>>375529
Your functions are:
y=(10-x)/6
y=(x+6)^.5
For c, you'd find the point where the straight-line function goes to 0. As for a and b, well, you already have those which implies you know f(x) and g(x) already.
For h(y), we have to think "sideways" and construct the equations in terms of y instead. So it becomes
x = 10 - 6y
x = y^2 - 6
And if you subtract the "bottom" aka left-side bound from the top you get
h(y) = 10-6y-y^2-6 = 4 - 6y - y^2
Alpha is of course 0, and beta is the point where the 2 graphs intersect. You can go back to your previous equations and plug in x=-2 for this.
said those were wrong
>>375552
>4-6y-y^2
Oops should be 16, not 4.
>>375565
>said those were wrong
Could you be more specific?
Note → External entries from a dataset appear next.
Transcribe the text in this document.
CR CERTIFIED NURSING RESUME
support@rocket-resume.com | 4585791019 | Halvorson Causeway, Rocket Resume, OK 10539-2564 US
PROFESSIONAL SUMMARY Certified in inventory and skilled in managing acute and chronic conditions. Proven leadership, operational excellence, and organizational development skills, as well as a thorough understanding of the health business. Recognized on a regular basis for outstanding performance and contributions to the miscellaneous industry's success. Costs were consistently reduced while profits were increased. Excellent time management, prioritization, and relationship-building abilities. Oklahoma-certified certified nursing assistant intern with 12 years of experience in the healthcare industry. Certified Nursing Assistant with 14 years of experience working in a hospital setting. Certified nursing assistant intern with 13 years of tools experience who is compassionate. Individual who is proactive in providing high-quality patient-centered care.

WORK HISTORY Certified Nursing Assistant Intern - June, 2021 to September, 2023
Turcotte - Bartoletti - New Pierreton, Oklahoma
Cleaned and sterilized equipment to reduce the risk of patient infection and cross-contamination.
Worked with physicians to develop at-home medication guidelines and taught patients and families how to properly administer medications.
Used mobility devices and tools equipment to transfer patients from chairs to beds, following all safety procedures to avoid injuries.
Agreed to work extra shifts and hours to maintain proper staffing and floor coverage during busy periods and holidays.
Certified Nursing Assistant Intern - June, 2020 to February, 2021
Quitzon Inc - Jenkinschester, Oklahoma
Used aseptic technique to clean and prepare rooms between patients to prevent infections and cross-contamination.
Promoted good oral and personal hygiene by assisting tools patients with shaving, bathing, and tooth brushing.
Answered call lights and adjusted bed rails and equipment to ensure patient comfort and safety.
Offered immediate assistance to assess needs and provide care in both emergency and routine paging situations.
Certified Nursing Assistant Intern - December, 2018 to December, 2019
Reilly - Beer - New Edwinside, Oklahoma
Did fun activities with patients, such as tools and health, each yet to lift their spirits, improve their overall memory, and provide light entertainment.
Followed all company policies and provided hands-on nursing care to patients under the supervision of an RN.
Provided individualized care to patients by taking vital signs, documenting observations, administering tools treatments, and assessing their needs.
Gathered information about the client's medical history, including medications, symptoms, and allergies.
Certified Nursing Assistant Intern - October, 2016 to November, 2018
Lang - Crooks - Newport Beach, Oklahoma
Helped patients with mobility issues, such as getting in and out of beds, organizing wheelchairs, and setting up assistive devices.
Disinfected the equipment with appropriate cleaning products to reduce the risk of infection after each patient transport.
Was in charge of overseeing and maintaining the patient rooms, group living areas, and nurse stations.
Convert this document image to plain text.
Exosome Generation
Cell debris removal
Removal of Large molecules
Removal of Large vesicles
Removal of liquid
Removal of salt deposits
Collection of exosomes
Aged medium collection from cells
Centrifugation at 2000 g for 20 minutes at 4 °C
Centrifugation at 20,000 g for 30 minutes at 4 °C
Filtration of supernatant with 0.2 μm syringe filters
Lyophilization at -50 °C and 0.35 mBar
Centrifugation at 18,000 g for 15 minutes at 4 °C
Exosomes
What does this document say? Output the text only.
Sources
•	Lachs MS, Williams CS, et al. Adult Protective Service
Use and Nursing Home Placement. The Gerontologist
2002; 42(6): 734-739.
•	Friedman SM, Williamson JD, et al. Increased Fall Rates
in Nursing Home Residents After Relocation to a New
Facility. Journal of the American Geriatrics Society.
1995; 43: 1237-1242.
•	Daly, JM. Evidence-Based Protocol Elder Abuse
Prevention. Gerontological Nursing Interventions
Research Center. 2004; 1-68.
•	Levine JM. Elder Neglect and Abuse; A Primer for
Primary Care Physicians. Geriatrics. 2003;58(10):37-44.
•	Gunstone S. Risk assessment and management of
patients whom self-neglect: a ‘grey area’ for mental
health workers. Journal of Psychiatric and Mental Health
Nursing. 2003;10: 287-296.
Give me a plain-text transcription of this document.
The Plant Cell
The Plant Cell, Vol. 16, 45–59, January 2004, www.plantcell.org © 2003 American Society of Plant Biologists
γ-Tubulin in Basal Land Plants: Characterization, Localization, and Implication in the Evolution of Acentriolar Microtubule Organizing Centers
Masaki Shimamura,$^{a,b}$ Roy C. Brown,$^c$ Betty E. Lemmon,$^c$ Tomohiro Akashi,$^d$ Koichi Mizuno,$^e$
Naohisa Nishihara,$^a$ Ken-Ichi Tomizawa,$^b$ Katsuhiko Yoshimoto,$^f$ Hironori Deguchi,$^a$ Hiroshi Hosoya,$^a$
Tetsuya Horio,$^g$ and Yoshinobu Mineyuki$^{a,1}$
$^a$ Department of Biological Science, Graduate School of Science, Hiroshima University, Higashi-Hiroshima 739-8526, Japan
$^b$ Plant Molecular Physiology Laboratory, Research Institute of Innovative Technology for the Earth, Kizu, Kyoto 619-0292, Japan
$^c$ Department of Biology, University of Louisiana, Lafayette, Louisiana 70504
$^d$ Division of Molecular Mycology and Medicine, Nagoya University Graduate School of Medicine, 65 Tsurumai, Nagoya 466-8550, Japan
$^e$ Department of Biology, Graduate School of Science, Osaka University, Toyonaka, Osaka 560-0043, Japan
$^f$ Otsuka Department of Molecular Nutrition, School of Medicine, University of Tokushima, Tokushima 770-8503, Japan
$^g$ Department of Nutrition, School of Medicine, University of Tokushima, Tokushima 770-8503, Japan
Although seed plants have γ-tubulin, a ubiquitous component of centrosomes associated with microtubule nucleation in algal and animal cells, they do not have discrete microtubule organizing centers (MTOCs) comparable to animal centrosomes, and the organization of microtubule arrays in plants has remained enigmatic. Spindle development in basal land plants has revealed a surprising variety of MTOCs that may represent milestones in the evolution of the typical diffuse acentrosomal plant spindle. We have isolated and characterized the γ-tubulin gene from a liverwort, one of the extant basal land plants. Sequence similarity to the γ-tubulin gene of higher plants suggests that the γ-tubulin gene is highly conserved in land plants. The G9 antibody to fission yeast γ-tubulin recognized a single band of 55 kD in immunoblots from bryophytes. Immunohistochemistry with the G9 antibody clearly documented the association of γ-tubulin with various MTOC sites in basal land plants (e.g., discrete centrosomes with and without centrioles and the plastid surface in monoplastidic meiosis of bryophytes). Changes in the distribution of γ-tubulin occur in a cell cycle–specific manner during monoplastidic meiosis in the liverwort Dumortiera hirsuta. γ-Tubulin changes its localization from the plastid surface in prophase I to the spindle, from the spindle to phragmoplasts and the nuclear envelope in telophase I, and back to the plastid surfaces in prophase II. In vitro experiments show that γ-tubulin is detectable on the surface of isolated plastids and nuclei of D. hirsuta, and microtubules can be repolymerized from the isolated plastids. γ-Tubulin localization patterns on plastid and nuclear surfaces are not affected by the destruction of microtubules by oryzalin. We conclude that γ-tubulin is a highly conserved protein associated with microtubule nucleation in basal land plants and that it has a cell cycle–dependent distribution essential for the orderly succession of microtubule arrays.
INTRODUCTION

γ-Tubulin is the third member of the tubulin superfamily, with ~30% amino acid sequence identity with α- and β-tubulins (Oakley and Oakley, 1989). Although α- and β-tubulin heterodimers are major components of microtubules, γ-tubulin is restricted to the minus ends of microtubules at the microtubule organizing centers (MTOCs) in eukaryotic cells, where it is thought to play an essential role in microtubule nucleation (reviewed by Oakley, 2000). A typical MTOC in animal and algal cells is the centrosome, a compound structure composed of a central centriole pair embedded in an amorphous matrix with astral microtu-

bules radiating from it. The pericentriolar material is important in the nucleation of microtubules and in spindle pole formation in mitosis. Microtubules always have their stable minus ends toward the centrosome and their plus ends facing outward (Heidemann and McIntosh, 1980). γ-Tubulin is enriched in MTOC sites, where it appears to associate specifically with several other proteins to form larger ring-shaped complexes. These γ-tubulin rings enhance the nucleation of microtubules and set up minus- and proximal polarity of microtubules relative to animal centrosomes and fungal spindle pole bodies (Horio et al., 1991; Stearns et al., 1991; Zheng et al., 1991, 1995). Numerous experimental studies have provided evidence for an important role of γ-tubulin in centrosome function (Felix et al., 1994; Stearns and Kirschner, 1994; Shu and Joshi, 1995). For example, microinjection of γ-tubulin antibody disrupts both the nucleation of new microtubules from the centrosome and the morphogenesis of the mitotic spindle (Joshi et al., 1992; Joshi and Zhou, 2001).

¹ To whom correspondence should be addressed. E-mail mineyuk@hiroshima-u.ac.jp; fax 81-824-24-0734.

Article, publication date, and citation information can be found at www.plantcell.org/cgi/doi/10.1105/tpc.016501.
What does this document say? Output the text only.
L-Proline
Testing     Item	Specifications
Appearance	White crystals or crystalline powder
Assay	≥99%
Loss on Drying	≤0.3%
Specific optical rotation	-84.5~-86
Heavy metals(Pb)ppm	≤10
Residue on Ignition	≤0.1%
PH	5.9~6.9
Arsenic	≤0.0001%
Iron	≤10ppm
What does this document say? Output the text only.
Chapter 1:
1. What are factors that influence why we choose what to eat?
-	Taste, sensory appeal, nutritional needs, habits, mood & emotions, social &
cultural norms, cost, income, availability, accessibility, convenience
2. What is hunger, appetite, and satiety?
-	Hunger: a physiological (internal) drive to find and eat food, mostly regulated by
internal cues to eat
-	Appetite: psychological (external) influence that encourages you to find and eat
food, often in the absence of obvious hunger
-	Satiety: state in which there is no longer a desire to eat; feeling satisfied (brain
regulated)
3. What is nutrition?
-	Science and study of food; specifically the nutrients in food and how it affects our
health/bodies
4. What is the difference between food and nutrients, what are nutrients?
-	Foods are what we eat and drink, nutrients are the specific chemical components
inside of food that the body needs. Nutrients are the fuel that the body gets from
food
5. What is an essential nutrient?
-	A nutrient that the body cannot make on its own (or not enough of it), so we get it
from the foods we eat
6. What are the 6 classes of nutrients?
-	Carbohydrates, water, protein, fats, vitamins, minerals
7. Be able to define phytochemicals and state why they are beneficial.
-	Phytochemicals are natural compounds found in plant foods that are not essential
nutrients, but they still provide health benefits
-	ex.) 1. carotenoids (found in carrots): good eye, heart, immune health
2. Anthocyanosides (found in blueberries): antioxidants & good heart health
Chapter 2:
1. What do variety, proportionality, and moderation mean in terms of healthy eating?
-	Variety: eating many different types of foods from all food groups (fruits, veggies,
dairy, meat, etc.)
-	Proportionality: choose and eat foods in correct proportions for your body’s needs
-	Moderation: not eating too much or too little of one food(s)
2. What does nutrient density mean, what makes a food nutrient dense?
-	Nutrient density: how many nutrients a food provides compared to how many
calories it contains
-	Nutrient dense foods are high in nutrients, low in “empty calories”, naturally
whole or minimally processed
I know the last function had a small error, but
1) You should've caught that due to my explanation, and
2) Nothing else I said is inaccurate. I checked it all via wolfram before I posted.
>>375574
Well that's embarrassing. It seems that despite my explanation, you aren't really understanding how this works, so I recommend going to a tutor/TA/etc. for some real help. You should start by graphing the functions to understand what's happening.
"Zamorak", I'm not going to spell out your error here, but if you look at the diagram of these functions you should see your critical error.